Link copied to clipboard!

Over the last 10 or so years, baseball fans have seen all kinds of new statistics pop in front of their faces. Some people really like these new metrics, and some people really do not. Judging by the fact that you are reading this article, I am guessing that you fall into that first grouping.

Just because a statistic is available to the masses does not mean that there is not an advantage to be had from the access. A statistic is only as good as the context and application a decision-maker uses alongside it.

For that reason, I want to dive into the true value of the "hard-hit rate" statistic when applied to fantasy analysis.

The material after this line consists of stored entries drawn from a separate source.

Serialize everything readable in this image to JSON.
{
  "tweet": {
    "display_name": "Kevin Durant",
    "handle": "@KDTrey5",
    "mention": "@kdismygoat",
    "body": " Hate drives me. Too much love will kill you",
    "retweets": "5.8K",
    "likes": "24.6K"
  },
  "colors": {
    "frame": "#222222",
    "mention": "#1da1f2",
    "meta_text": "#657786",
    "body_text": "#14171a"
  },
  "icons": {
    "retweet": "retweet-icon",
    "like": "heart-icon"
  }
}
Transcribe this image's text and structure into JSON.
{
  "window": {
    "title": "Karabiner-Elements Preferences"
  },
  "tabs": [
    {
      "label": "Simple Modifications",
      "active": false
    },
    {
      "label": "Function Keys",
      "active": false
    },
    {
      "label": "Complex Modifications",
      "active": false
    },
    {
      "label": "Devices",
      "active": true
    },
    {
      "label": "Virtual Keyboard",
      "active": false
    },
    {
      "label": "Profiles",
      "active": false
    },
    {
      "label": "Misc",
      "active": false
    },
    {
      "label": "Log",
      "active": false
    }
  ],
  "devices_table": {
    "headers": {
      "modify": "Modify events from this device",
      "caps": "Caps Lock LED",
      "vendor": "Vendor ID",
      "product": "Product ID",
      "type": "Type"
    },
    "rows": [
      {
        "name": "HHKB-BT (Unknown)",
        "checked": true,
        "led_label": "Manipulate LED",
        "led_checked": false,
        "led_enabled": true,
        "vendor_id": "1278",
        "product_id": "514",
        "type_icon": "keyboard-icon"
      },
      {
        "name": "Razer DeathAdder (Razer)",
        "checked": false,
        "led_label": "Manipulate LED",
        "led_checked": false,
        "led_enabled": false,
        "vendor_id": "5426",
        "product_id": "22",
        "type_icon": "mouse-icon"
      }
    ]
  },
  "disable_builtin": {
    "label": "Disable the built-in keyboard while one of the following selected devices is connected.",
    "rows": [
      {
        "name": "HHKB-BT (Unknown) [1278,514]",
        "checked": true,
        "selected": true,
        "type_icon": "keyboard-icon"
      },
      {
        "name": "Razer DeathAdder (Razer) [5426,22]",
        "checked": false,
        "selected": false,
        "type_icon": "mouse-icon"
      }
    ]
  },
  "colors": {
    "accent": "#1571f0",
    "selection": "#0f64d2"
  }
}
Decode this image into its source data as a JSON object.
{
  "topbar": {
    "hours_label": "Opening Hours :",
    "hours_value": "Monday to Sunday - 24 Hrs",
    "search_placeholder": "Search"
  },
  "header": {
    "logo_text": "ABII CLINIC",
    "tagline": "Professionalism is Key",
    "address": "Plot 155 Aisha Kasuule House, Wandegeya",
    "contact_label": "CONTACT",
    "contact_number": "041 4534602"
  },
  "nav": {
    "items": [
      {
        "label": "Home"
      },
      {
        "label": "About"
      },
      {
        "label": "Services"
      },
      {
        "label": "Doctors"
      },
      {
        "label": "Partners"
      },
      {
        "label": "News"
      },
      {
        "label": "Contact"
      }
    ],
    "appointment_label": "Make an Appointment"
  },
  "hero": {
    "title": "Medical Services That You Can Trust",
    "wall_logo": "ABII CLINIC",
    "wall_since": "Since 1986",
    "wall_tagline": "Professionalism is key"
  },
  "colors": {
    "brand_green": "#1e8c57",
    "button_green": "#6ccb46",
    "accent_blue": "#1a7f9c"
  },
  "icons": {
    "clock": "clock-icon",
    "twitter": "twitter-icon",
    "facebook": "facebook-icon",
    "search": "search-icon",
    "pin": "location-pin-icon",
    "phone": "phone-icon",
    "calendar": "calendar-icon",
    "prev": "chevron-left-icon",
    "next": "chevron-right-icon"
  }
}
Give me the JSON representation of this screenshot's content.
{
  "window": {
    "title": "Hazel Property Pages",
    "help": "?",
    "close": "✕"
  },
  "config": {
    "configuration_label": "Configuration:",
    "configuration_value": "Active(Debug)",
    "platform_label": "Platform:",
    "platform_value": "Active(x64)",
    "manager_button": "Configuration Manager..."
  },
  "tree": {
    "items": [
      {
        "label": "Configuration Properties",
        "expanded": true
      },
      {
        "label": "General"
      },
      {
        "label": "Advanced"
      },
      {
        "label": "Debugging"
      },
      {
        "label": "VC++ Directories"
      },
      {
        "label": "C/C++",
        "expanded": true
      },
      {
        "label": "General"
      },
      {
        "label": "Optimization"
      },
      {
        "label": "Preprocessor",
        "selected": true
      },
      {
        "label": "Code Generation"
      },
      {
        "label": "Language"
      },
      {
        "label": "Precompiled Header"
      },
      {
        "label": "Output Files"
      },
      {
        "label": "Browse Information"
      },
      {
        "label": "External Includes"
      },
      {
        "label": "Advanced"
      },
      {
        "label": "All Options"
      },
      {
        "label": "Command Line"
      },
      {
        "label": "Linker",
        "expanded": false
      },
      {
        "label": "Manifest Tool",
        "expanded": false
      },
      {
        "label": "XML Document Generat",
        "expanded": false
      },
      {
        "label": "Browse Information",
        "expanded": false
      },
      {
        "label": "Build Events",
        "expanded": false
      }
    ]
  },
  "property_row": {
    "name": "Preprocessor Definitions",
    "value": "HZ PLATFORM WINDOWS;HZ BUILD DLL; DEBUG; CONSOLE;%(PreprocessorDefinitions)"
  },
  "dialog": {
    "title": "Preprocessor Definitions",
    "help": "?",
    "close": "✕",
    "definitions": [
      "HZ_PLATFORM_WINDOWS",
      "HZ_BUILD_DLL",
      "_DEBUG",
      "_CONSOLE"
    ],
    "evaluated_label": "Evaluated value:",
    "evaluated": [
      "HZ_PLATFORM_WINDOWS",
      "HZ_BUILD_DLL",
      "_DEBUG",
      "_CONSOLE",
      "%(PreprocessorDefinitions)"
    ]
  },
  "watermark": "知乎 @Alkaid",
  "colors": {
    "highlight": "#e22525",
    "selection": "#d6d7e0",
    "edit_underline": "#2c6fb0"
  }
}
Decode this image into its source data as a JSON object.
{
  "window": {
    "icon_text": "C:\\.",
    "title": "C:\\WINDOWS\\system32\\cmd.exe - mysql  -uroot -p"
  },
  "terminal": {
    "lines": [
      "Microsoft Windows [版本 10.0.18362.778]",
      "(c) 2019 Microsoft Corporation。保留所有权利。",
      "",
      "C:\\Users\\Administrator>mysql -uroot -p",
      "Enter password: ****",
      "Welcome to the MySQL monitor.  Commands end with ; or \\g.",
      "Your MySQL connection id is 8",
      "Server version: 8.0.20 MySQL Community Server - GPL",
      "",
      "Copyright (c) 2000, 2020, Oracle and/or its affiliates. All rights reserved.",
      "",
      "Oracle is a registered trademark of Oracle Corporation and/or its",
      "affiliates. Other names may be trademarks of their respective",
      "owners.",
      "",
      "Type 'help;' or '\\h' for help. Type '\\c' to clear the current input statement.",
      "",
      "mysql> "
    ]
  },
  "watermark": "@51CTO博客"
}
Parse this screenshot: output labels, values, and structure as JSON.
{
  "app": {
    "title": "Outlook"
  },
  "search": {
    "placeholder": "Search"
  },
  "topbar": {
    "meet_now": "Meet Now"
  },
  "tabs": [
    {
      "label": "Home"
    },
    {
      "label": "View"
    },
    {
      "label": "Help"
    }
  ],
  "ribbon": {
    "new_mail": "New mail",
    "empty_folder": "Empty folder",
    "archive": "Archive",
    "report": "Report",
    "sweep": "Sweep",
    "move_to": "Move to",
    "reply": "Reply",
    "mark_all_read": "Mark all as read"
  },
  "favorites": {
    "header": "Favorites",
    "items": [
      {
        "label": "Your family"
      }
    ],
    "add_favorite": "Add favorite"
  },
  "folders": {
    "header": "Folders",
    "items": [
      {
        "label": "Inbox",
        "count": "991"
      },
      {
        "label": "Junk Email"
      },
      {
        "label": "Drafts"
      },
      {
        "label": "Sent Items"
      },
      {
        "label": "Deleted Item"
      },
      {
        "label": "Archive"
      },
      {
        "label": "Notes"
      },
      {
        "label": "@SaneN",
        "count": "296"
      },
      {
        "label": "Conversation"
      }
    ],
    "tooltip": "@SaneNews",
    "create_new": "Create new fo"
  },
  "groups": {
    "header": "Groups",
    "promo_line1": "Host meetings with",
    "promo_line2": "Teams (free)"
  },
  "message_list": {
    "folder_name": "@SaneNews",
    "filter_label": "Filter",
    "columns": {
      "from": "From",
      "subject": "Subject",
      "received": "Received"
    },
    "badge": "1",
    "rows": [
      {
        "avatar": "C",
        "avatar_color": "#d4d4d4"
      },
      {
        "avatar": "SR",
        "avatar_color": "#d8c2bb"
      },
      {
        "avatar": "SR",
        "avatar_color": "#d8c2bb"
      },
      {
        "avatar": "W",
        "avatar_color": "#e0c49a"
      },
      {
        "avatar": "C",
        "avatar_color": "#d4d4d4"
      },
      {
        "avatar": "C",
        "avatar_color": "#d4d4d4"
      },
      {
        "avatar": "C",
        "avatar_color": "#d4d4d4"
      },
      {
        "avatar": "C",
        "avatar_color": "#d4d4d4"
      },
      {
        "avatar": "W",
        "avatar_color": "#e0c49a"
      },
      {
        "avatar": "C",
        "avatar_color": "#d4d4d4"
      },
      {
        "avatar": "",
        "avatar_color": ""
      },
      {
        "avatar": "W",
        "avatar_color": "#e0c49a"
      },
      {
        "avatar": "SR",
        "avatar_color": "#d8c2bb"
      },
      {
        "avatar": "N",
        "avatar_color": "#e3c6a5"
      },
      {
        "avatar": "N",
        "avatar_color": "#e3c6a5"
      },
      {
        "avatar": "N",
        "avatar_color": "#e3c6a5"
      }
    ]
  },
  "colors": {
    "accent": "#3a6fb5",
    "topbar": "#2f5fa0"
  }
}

Featured Promo: For this week only, take 50% off any full-season or yearly Premium Pass on the site! Just enter discount code THANKS when checking out. Thanks for being a reader, and Happy Holidays! Sign Up Now!

Different Strokes

This metric comes in different varieties. FanGraphs has a hard-hit rate metric for every player in every season since the 2002 MLB season. More recently we have seen statistics like average exit velocity and barrel rate become more prominent. They all do the same thing in their own way - try to assess the quality of contact being made by a hitter. This is a noble goal, of course. Not all fly outs are made equal!

You would much rather invest in a guy that has just gone hitless in 10 at-bats with seven balls absolutely smoked right at the left fielder rather than a guy who blooped a handful of doubles down the line without actually hitting any balls well. However, if we put too much emphasis on a statistic without really understanding its predictive power, we get ourselves into trouble.

My inspiration for this post came from the reigning American League Cy Young Award winner, Shane Bieber. The Indians ace had fantastic numbers in the 2019 season after being a very late draft pick in fantasy leagues, proving to be one of the most valuable fantasy players of the season.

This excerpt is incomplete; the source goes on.